City of Río Cuarto Stadium
- Interactive map of City of Río Cuarto Stadium
- Full name: Estadio Ciudad de Río Cuarto Antonio Candini
- Address: Av. España Nte. 314 Río Cuarto Argentina
- Coordinates: 33°06′54″S 64°20′52″W﻿ / ﻿33.1149°S 64.3477°W
- Owner: Estudiantes (RC)
- Operator: Estudiantes (RC)
- Capacity: 12,000
- Type: Stadium
- Surface: Grass
- Current use: Football

Construction
- Opened: 12 October 1938; 87 years ago

Tenant
- Estudiantes (RC)

= Estadio Ciudad de Río Cuarto =

Football stadium in Rio Cuarto, Argentina

Estadio Ciudad de Río Cuarto Antonio Candini is a football stadium located in the city of Río Cuarto in Córdoba Province, Argentina. It is owned by local club Estudiantes, which uses it as home venue for its football teams.

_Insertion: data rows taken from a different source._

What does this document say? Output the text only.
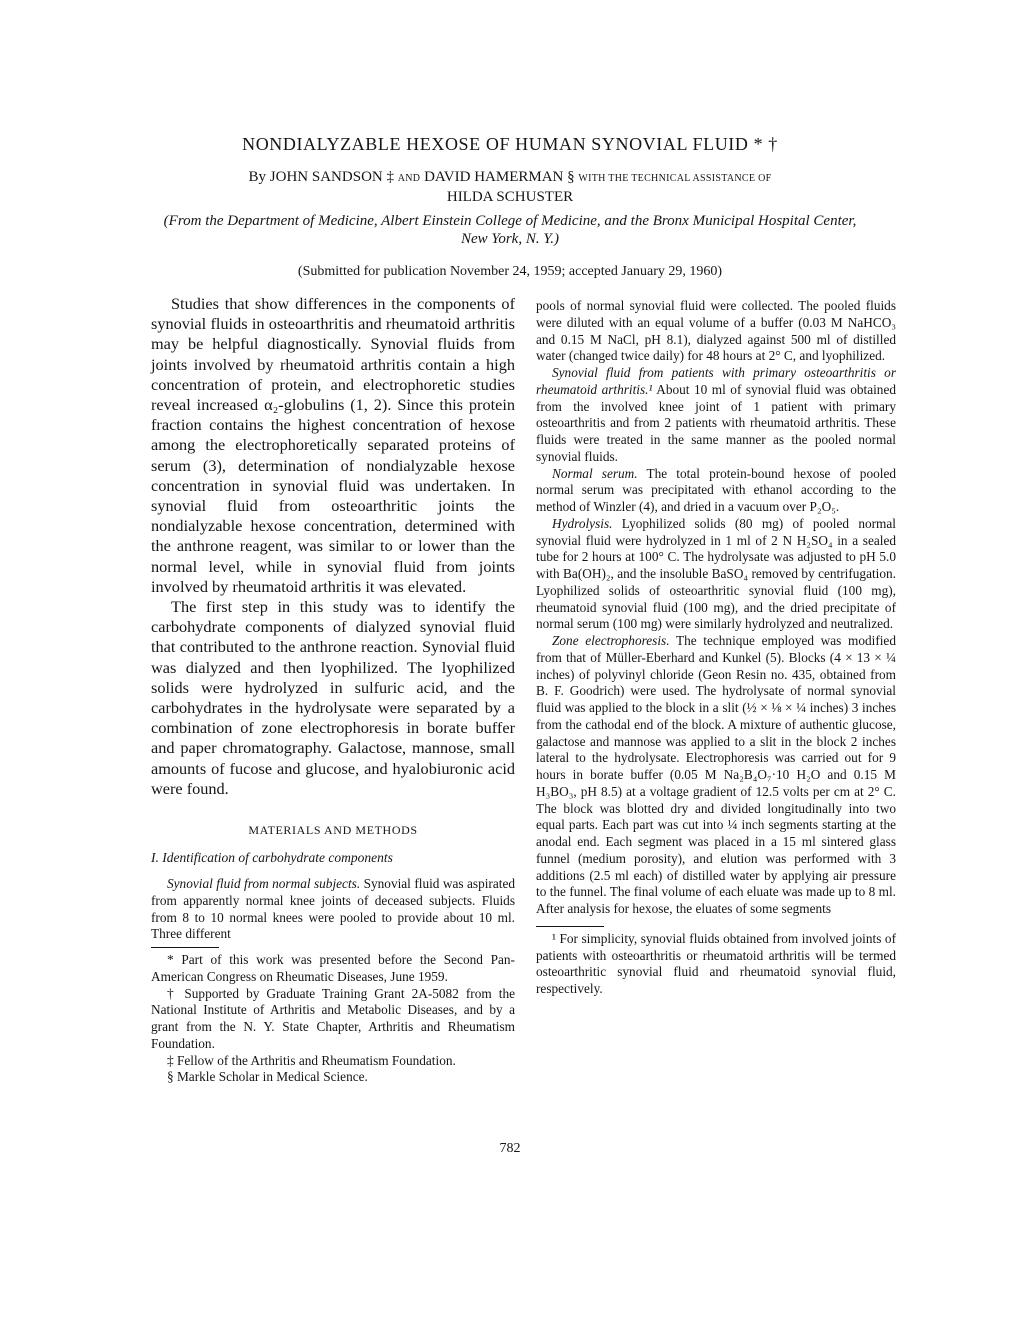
NONDIALYZABLE HEXOSE OF HUMAN SYNOVIAL FLUID * †
By JOHN SANDSON ‡ AND DAVID HAMERMAN § WITH THE TECHNICAL ASSISTANCE OF
HILDA SCHUSTER
(From the Department of Medicine, Albert Einstein College of Medicine, and the Bronx Municipal Hospital Center, New York, N. Y.)
(Submitted for publication November 24, 1959; accepted January 29, 1960)

Studies that show differences in the components of synovial fluids in osteoarthritis and rheumatoid arthritis may be helpful diagnostically. Synovial fluids from joints involved by rheumatoid arthritis contain a high concentration of protein, and electrophoretic studies reveal increased α₂-globulins (1, 2). Since this protein fraction contains the highest concentration of hexose among the electrophoretically separated proteins of serum (3), determination of nondialyzable hexose concentration in synovial fluid was undertaken. In synovial fluid from osteoarthritic joints the nondialyzable hexose concentration, determined with the anthrone reagent, was similar to or lower than the normal level, while in synovial fluid from joints involved by rheumatoid arthritis it was elevated.

The first step in this study was to identify the carbohydrate components of dialyzed synovial fluid that contributed to the anthrone reaction. Synovial fluid was dialyzed and then lyophilized. The lyophilized solids were hydrolyzed in sulfuric acid, and the carbohydrates in the hydrolysate were separated by a combination of zone electrophoresis in borate buffer and paper chromatography. Galactose, mannose, small amounts of fucose and glucose, and hyalobiuronic acid were found.

MATERIALS AND METHODS
I. Identification of carbohydrate components

Synovial fluid from normal subjects. Synovial fluid was aspirated from apparently normal knee joints of deceased subjects. Fluids from 8 to 10 normal knees were pooled to provide about 10 ml. Three different

* Part of this work was presented before the Second Pan-American Congress on Rheumatic Diseases, June 1959.

† Supported by Graduate Training Grant 2A-5082 from the National Institute of Arthritis and Metabolic Diseases, and by a grant from the N. Y. State Chapter, Arthritis and Rheumatism Foundation.

‡ Fellow of the Arthritis and Rheumatism Foundation.

§ Markle Scholar in Medical Science.

pools of normal synovial fluid were collected. The pooled fluids were diluted with an equal volume of a buffer (0.03 M NaHCO₃ and 0.15 M NaCl, pH 8.1), dialyzed against 500 ml of distilled water (changed twice daily) for 48 hours at 2° C, and lyophilized.

Synovial fluid from patients with primary osteoarthritis or rheumatoid arthritis.¹ About 10 ml of synovial fluid was obtained from the involved knee joint of 1 patient with primary osteoarthritis and from 2 patients with rheumatoid arthritis. These fluids were treated in the same manner as the pooled normal synovial fluids.

Normal serum. The total protein-bound hexose of pooled normal serum was precipitated with ethanol according to the method of Winzler (4), and dried in a vacuum over P₂O₅.

Hydrolysis. Lyophilized solids (80 mg) of pooled normal synovial fluid were hydrolyzed in 1 ml of 2 N H₂SO₄ in a sealed tube for 2 hours at 100° C. The hydrolysate was adjusted to pH 5.0 with Ba(OH)₂, and the insoluble BaSO₄ removed by centrifugation. Lyophilized solids of osteoarthritic synovial fluid (100 mg), rheumatoid synovial fluid (100 mg), and the dried precipitate of normal serum (100 mg) were similarly hydrolyzed and neutralized.

Zone electrophoresis. The technique employed was modified from that of Müller-Eberhard and Kunkel (5). Blocks (4 × 13 × ¼ inches) of polyvinyl chloride (Geon Resin no. 435, obtained from B. F. Goodrich) were used. The hydrolysate of normal synovial fluid was applied to the block in a slit (½ × ⅛ × ¼ inches) 3 inches from the cathodal end of the block. A mixture of authentic glucose, galactose and mannose was applied to a slit in the block 2 inches lateral to the hydrolysate. Electrophoresis was carried out for 9 hours in borate buffer (0.05 M Na₂B₄O₇·10 H₂O and 0.15 M H₃BO₃, pH 8.5) at a voltage gradient of 12.5 volts per cm at 2° C. The block was blotted dry and divided longitudinally into two equal parts. Each part was cut into ¼ inch segments starting at the anodal end. Each segment was placed in a 15 ml sintered glass funnel (medium porosity), and elution was performed with 3 additions (2.5 ml each) of distilled water by applying air pressure to the funnel. The final volume of each eluate was made up to 8 ml. After analysis for hexose, the eluates of some segments

¹ For simplicity, synovial fluids obtained from involved joints of patients with osteoarthritis or rheumatoid arthritis will be termed osteoarthritic synovial fluid and rheumatoid synovial fluid, respectively.

782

The stadium, with capacity for 12,000 spectators, was named after Antonio Candini (d. 1992), regarded as one of the most notable executives in the history of the Estudiantes. Candini was president (1974–78) of the club, then serving in other departments of the institution.

== History ==
The stadium was inaugurated on 12 October 1938 in a match where Estudiantes easily defeated Club Argentino of Marcos Juárez 8–1. The first concrete grandstand was inaugurated in August 1959 in a friendly match vs Newell's Old Boys.

A lighting system was added in January 1961 in a night match v Chacarita Juniors. A new grandstand was built on the west side (Av. España), being inaugurated in May 1966 in a friendly v Club Atlético Independiente. The match (won by Independiente 3–0) set a record attendance for the venue, with more m$n2 million in tickets sold.

The facility inaugurated its renovated locker rooms (placed under the west stand) in 1975. A new stand was opened on the south side in early 2010, while the lighting system was renovated in 2020, being replaced by LED devices.